I was motivated by the GRIT report to hold a discussion with others in the industry on those organizational success factors. In my role at Market Logic, I design and engineer our software solutions across our global client base. It was interesting to compare what I hear in my conversations with insights leaders to the opinions of the industry at large.
Whenever we bring our clients together, they all share a passion for building insights capabilities across the four areas highlighted by GRIT. They attribute a lot of their success to “knowing what they know.”
In these hyper-turbulent times, that is no small feat! It’s worth taking a look at these case studies to see how client insights leaders at Prudential, E.ON and Mondelez leverage their multi-million dollar knowledge asset to hone in on knowledge gaps. You will note that once they had a grasp of their business acumen, they could really start focusing on innovation to find major growth opportunities.
What does that look like in practice? Our clients like to organize their insights frameworks in knowledge zones – they are a visual representation of category drivers, segmentations, the four P’s… you name it.
Their corporate DNA is stored in these living, breathing micro-sites that can be curated by insights experts, no coding skills required (they can let Market Logic’s technical groundwork do the heavy lifting in the background, pulling insights from the entire knowledge asset).

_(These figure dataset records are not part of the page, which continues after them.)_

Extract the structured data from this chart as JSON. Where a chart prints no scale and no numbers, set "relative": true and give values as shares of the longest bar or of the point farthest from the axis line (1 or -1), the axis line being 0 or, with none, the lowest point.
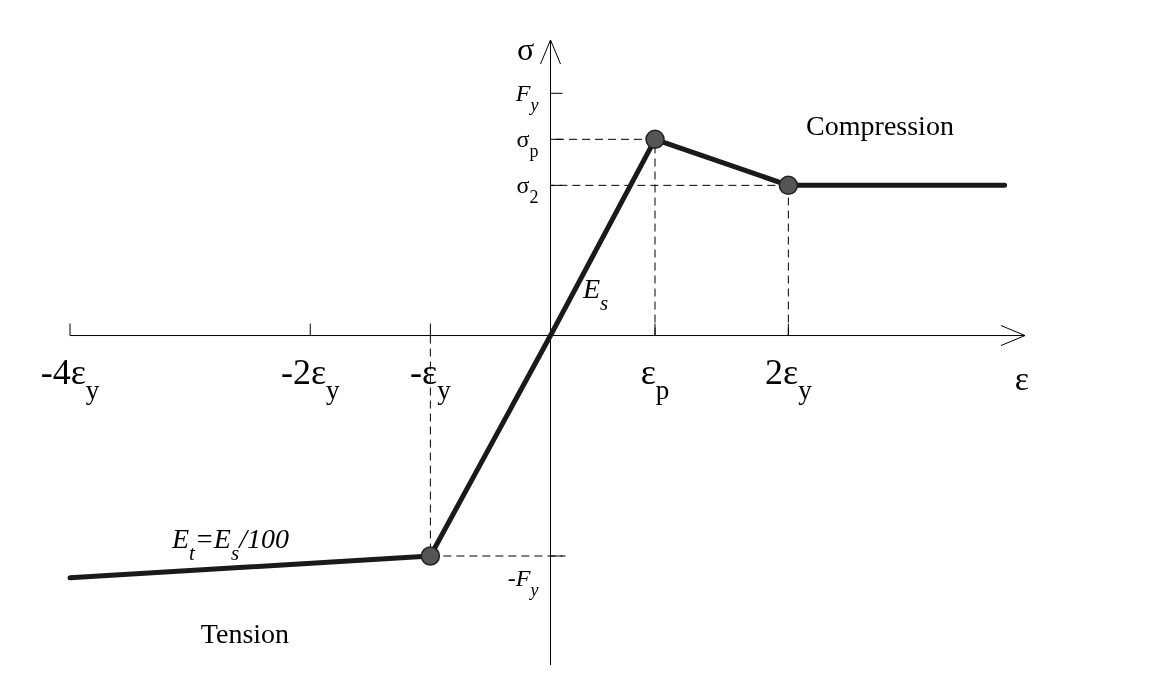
{
  "chart_data": {
    "type": "line",
    "relative": true,
    "xlabel": "ε",
    "ylabel": "σ",
    "xlim": [
      -4,
      3.95
    ],
    "xticks": [
      {
        "value": -4,
        "label": "-4ε$_{y}$"
      },
      {
        "value": -2,
        "label": "-2ε$_{y}$"
      },
      {
        "value": -1,
        "label": "-ε$_{y}$"
      },
      {
        "value": 0.87,
        "label": "ε$_{p}$"
      },
      {
        "value": 1.98,
        "label": "2ε$_{y}$"
      }
    ],
    "series": [
      {
        "type": "line",
        "color": "#1a1a1a",
        "marker": "none",
        "x": [
          -4,
          -1,
          0,
          0.87,
          1.98,
          3.78
        ],
        "values": [
          -1.0,
          -0.91,
          0,
          0.81,
          0.62,
          0.62
        ]
      },
      {
        "type": "scatter",
        "color": "#555555",
        "marker": "circle",
        "x": [
          -1,
          0.87,
          1.98
        ],
        "values": [
          -0.91,
          0.81,
          0.62
        ]
      }
    ],
    "ref_lines": [
      {
        "axis": "y",
        "value": 1.0,
        "label": "F$_{y}$"
      },
      {
        "axis": "y",
        "value": 0.81,
        "label": "σ$_{p}$",
        "line_style": "dashed",
        "color": "#000000"
      },
      {
        "axis": "y",
        "value": 0.62,
        "label": "σ$_{2}$",
        "line_style": "dashed",
        "color": "#000000"
      },
      {
        "axis": "y",
        "value": -0.91,
        "label": "-F$_{y}$",
        "line_style": "dashed",
        "color": "#000000"
      },
      {
        "axis": "x",
        "value": -1,
        "label": null,
        "line_style": "dashed",
        "color": "#000000"
      },
      {
        "axis": "x",
        "value": 0.87,
        "label": null,
        "line_style": "dashed",
        "color": "#000000"
      },
      {
        "axis": "x",
        "value": 1.98,
        "label": null,
        "line_style": "dashed",
        "color": "#000000"
      }
    ],
    "annotations": [
      "Compression",
      "Tension",
      "E$_{s}$",
      "E$_{t}$=E$_{s}$/100"
    ]
  }
}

These zones connect the dots to give a holistic picture, delivering on analytical expertise and empathetic people skills all at the same time. Check out how Philips uses their knowledge zones and Human Intelligence to tell engaging, data-driven stories.

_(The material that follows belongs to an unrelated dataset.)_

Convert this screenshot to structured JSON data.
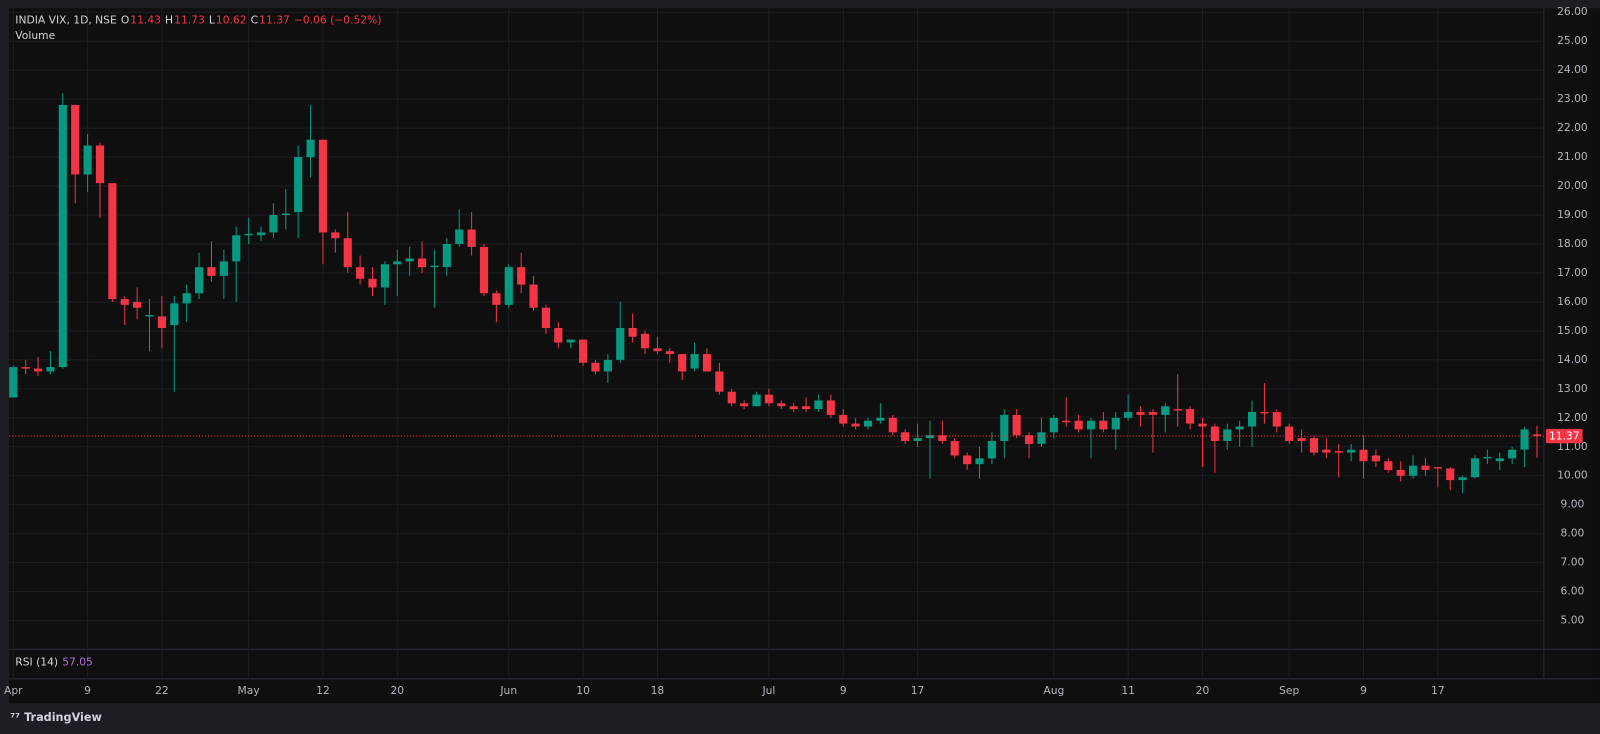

We were also invited to comment on another aspect of the GRIT report: research automation. In our end-to-end platform deployments at over 40 client organizations, we have been seeing a real hunger for research automation to expand to more and more key tasks. It can help teams achieve twice the impact at half the cost and double the speed.
At Johnson & Johnson, for example, 94% of the insights community now executes compliant research to reduce approval delays by 6 weeks. And at Newell Brands, insights are embedded in 30+ innovation, marketing, and trade processes to drive brand growth daily.
At Colgate-Palmolive, their end-to-end platform delivers 15% budget savings with vendor efficiencies and the prevention of duplicate projects. Research automation supports collaboration through seamless, accelerated approvals, and brief templates are automatically loaded as a knowledge check pulls relevant content to prevent duplicate spending. Budget oversight enables leadership to review for efficiencies, or in the case of a pandemic, reallocate funds in a snap.
In the discussion that followed the presentation, industry leaders asked us about the role of suppliers in building knowledge. We have seen that suppliers tend to act as good citizens with our clients’ knowledge assets and have the crucial role of contributing and curating it with content.
We were also asked about best practices for identifying knowledge gaps. That is really where research automation comes in. Once you have all your content in one place for the machine to auto-classify, you then have a bird’s eye view of what you know and do not know.
And on an ongoing basis, as your stakeholders ask questions and self-serve knowledge, you can quickly identify the gaps. You will be able to see the questions they’re asking that don’t get answers, and you’ll be able to understand the new and emerging business needs to close those gaps.
We encourage all industry leaders to take a closer look at the state of their knowledge assets and explore how the current state of technology can help them bring their business insights to the next level.